Had it not been for a trite moral comparison between the two events, The Punch piece this week by Kuranda Seyit might have otherwise passed as little more than an earnest reflection on societal decorum and a mildly interesting homily on revisionist, normative Islam.
Begging the comparison between Americans celebrating the surgical termination of a scheming homicidal maniac bent on bettering September 11 next chance he got and the bloodthirsty rebel forces gleefully slaying Col. Gaddafi on film, Mr. Seyit has the nerve to ask: “Where has our collective humanity gone?”
Earlier this year Mr. Seyit was quoted as saying he was “disgusted” by Americans celebrating despite the fact that the crisp, professionally conducted military operation finally ended Osama bin Laden’s unceasing threats and assaults on innocent American, British, Australian, Iraqi, and Afghani civilian populations.
Bin Laden was then afforded a respectful Islamic burial (undeservingly as argued by some Muslims) and the Obama administration had the decency not to publish the footage of bin Laden’s inglorious final moments.
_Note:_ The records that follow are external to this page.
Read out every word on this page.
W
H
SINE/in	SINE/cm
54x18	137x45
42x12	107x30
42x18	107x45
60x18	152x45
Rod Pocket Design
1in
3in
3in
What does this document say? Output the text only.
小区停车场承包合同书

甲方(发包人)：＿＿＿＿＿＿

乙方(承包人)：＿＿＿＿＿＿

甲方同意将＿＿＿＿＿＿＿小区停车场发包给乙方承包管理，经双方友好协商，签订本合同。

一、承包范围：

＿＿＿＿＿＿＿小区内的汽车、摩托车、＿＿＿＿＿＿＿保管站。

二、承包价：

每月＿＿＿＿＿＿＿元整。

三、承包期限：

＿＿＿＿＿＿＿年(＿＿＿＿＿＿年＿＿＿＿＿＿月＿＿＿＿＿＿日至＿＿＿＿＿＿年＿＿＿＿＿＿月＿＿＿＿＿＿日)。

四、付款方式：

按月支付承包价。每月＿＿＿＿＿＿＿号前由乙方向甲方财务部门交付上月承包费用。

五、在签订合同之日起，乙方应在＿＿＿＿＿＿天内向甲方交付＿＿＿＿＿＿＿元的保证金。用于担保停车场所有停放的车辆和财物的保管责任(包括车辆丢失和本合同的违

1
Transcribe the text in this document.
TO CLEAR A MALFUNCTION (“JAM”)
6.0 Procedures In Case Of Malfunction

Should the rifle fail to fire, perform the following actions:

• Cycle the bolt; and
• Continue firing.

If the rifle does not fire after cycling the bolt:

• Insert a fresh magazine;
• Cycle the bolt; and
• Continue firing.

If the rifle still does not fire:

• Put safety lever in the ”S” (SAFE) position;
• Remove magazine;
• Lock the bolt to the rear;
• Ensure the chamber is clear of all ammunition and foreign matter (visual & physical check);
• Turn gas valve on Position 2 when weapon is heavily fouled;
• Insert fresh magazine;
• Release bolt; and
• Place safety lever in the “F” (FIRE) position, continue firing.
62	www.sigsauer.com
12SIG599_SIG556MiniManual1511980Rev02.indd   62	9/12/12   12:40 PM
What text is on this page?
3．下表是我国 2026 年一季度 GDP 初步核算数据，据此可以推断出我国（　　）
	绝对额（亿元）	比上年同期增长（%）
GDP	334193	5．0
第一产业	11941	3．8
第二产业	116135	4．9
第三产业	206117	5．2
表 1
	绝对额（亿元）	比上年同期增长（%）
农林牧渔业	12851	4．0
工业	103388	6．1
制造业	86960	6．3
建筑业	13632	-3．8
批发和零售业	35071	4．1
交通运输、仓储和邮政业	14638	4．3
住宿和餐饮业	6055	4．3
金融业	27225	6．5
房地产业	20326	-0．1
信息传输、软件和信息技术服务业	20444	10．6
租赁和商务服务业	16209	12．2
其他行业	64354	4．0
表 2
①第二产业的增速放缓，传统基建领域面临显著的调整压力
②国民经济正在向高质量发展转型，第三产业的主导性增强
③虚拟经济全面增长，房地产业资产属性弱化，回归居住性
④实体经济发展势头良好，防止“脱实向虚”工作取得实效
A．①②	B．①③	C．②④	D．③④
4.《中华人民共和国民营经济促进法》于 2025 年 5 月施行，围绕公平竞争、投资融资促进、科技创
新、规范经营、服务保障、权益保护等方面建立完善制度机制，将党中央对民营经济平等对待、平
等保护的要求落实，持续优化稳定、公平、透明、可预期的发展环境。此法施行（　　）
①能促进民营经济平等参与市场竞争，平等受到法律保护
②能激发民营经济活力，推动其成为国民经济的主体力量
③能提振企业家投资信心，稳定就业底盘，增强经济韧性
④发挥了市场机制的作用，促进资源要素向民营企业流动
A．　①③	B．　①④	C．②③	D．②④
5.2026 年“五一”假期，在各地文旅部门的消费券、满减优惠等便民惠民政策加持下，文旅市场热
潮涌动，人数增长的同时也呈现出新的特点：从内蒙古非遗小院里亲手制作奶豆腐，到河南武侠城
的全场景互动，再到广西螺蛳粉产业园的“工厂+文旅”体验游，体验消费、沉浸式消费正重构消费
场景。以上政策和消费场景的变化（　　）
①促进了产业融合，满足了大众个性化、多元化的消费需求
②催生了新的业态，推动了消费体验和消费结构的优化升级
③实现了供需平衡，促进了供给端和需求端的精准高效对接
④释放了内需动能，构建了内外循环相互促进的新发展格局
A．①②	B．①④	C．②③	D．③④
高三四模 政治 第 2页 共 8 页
Yet appallingly Mr. Seyit went on to say that the ensuing celebrations were, “just like the so-called reports by American television of Muslims celebrating after September 11, this is just as bad.”
Yes, “so-called” reports by the distinguished British news service Reuters who captured this footage on 9/11. Reuters also offered this rebuke to those like Mr. Seyit who appears to buy into such tripe conspiracy theories.
However what is most disgusting about Mr. Seyit’s remarks is his “just like”/“just as bad” charge. Excuse me? Americans breathing a collective sigh of relief over the demise of the decidedly un-Geneva convention abiding bin Laden are really “just as bad” as those rejoicing over the premeditated slaughter of innocent civilians in New York on September 11?
Whatever one has to say about the war in Iraq, or Afghanistan, or whatever political sympathies prompt Mr. Seyit to take such a morally vapid position, it is demonstrably true that one side intentionally targets civilians whereas the other does not. Either this distinction matters or it doesn’t.
Where indeed has our collective humanity gone?